# [SOLVED] Faulty Fan?



## mikebabes15 (Jan 30, 2013)

Hi, I wonder if anyone can help me with this please. 

I have a HP G61 Notebook, recently I notice high temps so as advised elsewhere on this site I blew compressed air to clean the vents of any dust. Plenty of fine dust blew out. However on start up since then the fan does not come on at all or at any time after, any suggestions or advice? I'm now getting temps of 67c and the computer grinds to a halt,

Regards
Mike


----------



## JMPC (Jan 15, 2011)

*Re: Faulty Fan?*

You'd have to take the laptop apart to get to the fan. Occasionally a large chunk of dust can clog the fan and keep it from rotating. If the fan is bad it's an easy replacement once you get the laptop apart which can be quite difficult for some models.


----------



## JMPC (Jan 15, 2011)

*Re: Faulty Fan?*

HP G61 overheating repair - by Laptop Specialist - YouTube


----------



## mikebabes15 (Jan 30, 2013)

*Re: Faulty Fan?*



JMPC said:


> You'd have to take the laptop apart to get to the fan. Occasionally a large chunk of dust can clog the fan and keep it from rotating. If the fan is bad it's an easy replacement once you get the laptop apart which can be quite difficult for some models.

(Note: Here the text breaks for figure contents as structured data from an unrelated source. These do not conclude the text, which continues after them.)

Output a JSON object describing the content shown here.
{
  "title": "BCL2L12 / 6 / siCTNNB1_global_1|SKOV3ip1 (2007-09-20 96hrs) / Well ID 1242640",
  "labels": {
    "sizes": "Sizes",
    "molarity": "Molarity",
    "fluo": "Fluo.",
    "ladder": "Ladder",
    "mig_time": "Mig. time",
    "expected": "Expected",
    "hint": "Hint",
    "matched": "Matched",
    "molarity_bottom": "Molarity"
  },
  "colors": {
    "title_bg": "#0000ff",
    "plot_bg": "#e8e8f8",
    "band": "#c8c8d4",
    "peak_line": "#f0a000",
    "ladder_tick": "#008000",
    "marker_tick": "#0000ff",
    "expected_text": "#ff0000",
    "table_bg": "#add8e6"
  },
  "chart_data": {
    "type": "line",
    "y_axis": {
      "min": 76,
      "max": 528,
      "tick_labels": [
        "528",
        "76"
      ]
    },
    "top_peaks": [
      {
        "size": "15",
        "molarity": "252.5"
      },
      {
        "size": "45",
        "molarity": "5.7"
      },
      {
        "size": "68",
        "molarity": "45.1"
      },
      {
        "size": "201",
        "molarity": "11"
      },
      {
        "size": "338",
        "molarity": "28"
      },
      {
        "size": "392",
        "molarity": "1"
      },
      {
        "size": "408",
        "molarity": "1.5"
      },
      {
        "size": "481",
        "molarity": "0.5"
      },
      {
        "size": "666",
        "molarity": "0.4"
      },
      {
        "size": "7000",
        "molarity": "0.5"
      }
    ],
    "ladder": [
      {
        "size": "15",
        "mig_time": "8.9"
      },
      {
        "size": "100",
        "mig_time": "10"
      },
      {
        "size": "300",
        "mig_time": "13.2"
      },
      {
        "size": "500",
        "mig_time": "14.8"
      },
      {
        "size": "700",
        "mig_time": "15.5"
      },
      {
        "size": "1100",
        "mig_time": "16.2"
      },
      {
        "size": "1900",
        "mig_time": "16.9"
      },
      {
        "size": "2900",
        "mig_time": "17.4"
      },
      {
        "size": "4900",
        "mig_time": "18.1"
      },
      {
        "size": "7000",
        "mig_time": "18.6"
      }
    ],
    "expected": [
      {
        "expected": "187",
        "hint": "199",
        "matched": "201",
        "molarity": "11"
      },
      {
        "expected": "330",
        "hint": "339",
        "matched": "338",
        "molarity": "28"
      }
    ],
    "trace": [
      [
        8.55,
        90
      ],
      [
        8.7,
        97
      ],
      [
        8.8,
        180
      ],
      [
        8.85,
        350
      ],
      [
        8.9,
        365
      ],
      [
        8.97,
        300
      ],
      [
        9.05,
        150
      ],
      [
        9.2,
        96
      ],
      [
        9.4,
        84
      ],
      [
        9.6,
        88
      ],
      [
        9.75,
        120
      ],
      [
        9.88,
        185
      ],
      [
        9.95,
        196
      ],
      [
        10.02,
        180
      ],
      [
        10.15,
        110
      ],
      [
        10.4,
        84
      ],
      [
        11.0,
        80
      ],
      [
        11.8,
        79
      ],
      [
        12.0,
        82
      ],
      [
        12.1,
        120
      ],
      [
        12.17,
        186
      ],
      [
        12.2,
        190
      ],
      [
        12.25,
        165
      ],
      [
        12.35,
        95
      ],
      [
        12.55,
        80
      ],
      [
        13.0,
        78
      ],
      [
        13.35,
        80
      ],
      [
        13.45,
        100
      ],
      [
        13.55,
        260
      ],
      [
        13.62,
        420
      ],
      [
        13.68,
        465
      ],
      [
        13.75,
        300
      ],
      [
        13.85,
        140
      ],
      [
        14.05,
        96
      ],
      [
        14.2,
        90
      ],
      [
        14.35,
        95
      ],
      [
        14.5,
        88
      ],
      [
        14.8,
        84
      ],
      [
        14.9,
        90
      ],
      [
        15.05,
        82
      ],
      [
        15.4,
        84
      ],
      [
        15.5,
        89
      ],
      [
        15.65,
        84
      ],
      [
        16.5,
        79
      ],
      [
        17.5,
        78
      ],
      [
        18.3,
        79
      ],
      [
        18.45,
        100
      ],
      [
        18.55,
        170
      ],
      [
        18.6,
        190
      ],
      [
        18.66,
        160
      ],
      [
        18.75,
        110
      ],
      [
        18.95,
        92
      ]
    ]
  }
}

Okay thanks for your reply, looking at the video it is rather complicated. 
Regards 
Mike


----------



## mikebabes15 (Jan 30, 2013)

*Re: Faulty Fan?*

Just a quick update on this.

I've blasted the vents again with air and got even more dust out, after this I turned the computer back on and the fan is working better than ever! It must have freed the blockage. Temps are now between 27 and 32c. 

Problem solved, thanks.


----------



## Tyree (May 10, 2009)

*Re: Faulty Fan?*

Glad you got it resolved.
For future reference, use compressed (canned) air regularly to help avoid a repeat of the problem.


----------



## mikebabes15 (Jan 30, 2013)

*Re: Faulty Fan?*



Tyree said:


> Glad you got it resolved.
> For future reference, use compressed (canned) air regularly to help avoid a repeat of the problem.



Thanks a very useful (and cost effective) tip it's running perfect! :smile:


----------